In case it wasn’t obvious by now, smoking is really bad for you, and recent studies suggest it’s even worse than we’d previously thought. Now, a new study out of Australia confirms one more worrying fact: Should smokers continue their nasty habit, as many as two-thirds will die from a smoking-related disease.
More than half a century ago, at a time when many doctors still smoked, Surgeon General Luther Terry dropped something of a bombshell on the American public, saying that smoking causes bronchitis, lung cancer, and was associated with stomach ulcers and cirrhosis. In the last decade, studies have suggested an even worse outlook. A 50-year study of male doctors in the United Kingdom found a three-fold increase in the death rate for those who smoked, which was echoed in a 2013 study that used various subsets of the American public.
After adjusting for several lifestyle and socioeconomic factors, the team found that smokers were about three times more likely to die compared with those who’d never taken a puff.
But those studies weren’t particularly representative of the general population, says Emily Banks, a professor of epidemiology and public health at Australian National University, and colleagues. Banks and her colleagues’ study is “one of the first” to take a look at smoking using a random, representative sample of people—in this case, more than 200,000 adults living in New South Wales. More important, Banks says, is that their study is “completely independent” of others, with brand new people living in a place that isn’t the United States or the U.K.
So what can Australia teach the world? Interestingly, the results of the new study line up closely with those from other major studies conducted in the past decade or so.
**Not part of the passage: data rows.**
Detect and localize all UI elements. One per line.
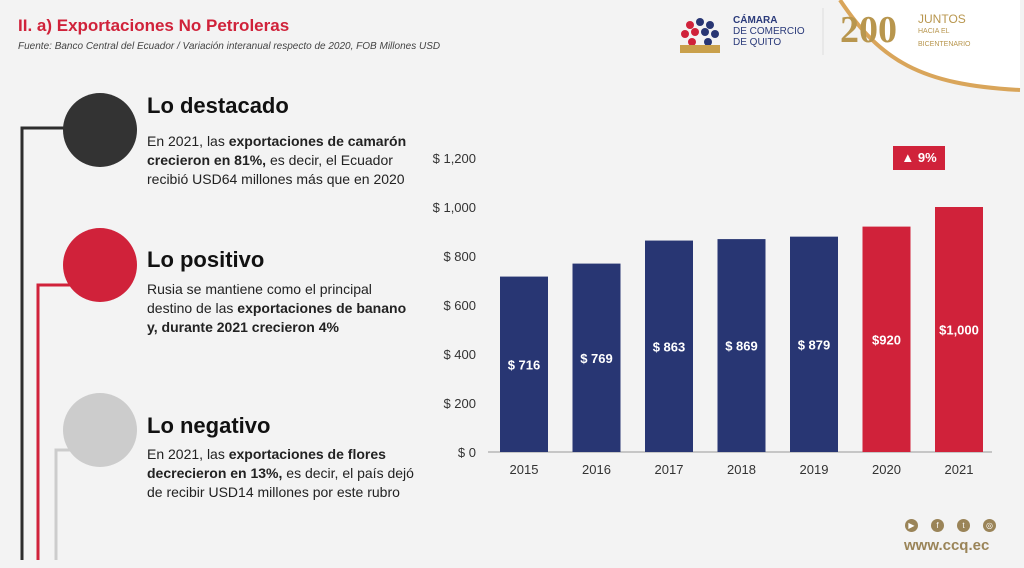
instagram-icon[interactable]: ◎ <box>983 519 996 532</box>
bicentenario-logo: 200 <box>840 9 897 51</box>
x-tick-label: 2018 <box>727 462 756 477</box>
juntos-logo-text: JUNTOS HACIA EL BICENTENARIO <box>918 12 971 48</box>
youtube-icon[interactable]: ▶ <box>905 519 918 532</box>
y-tick-label: $ 800 <box>443 249 476 264</box>
section-circle-icon <box>63 228 137 302</box>
bar <box>717 239 766 452</box>
x-tick-label: 2015 <box>510 462 539 477</box>
y-tick-label: $ 0 <box>458 445 476 460</box>
x-tick-label: 2017 <box>655 462 684 477</box>
data-label: $1,000 <box>939 323 979 338</box>
bar <box>500 276 548 452</box>
y-tick-label: $ 1,200 <box>433 151 476 166</box>
ccq-logo-icon <box>680 18 720 53</box>
data-label: $ 869 <box>725 339 758 354</box>
facebook-icon[interactable]: f <box>931 519 944 532</box>
data-label: $ 716 <box>508 357 541 372</box>
section-text: En 2021, las exportaciones de flores dec… <box>147 446 414 500</box>
growth-badge: ▲ 9% <box>893 146 945 170</box>
x-tick-label: 2016 <box>582 462 611 477</box>
bar <box>645 240 693 452</box>
x-tick-label: 2019 <box>800 462 829 477</box>
source-note: Fuente: Banco Central del Ecuador / Vari… <box>18 41 441 52</box>
section-title: Lo destacado <box>147 93 289 118</box>
page-title: II. a) Exportaciones No Petroleras <box>18 16 290 35</box>
twitter-icon[interactable]: t <box>957 519 970 532</box>
section-title: Lo positivo <box>147 247 265 272</box>
y-tick-label: $ 400 <box>443 347 476 362</box>
section-title: Lo negativo <box>147 413 271 438</box>
data-label: $920 <box>872 332 901 347</box>
section-circle-icon <box>63 393 137 467</box>
y-tick-label: $ 1,000 <box>433 200 476 215</box>
ccq-logo-text: CÁMARA DE COMERCIO DE QUITO <box>733 15 805 48</box>
section-text: En 2021, las exportaciones de camarón cr… <box>147 133 407 187</box>
y-tick-label: $ 600 <box>443 298 476 313</box>
bar <box>572 263 621 452</box>
x-tick-label: 2020 <box>872 462 901 477</box>
bar <box>935 207 983 452</box>
x-tick-label: 2021 <box>945 462 974 477</box>
data-label: $ 863 <box>653 339 686 354</box>
section-text: Rusia se mantiene como el principal dest… <box>147 281 407 335</box>
section-circle-icon <box>63 93 137 167</box>
data-label: $ 769 <box>580 351 613 366</box>
bar <box>862 226 911 452</box>
website-link[interactable]: www.ccq.ec <box>904 537 990 554</box>
data-label: $ 879 <box>798 337 831 352</box>
bar <box>790 236 838 452</box>
y-tick-label: $ 200 <box>443 396 476 411</box>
After adjusting for several lifestyle and socioeconomic factors, the team found that smokers were about three times more likely to die compared with those who’d never taken a puff, consistent with other recent results. After taking into account overall mortality rates in Australia, that means two in three smokers dying from a smoking-related disease.
Rather than making the study irrelevant, Banks says, that consistency is vitally important. In the past, people generally hadn’t smoked as long, and some studies suggested as few as one in six would die from smoking-related diseases. The fact that researchers now have access to people who’ve smoked for decades and are converging on the same number indicates that researchers are on to something—namely, that smoking really is that deadly. Smoking 10 cigarettes a day, Banks says, is equivalent to being morbidly obese, and will kill “up to 1.8 million” Australian smokers and perhaps one billion worldwide.
Still, not all is lost. “It’s been a difficult road for Australia,” to cut smoking, “but it shows there are public health benefits,” Banks says. For those in the U.S., she says, Australia’s success with programs like “plain packaging“—which is anything but plain—should give anti-smoking campaigners hope. “It shows what you can achieve with population-level” strategies to end smoking, she says.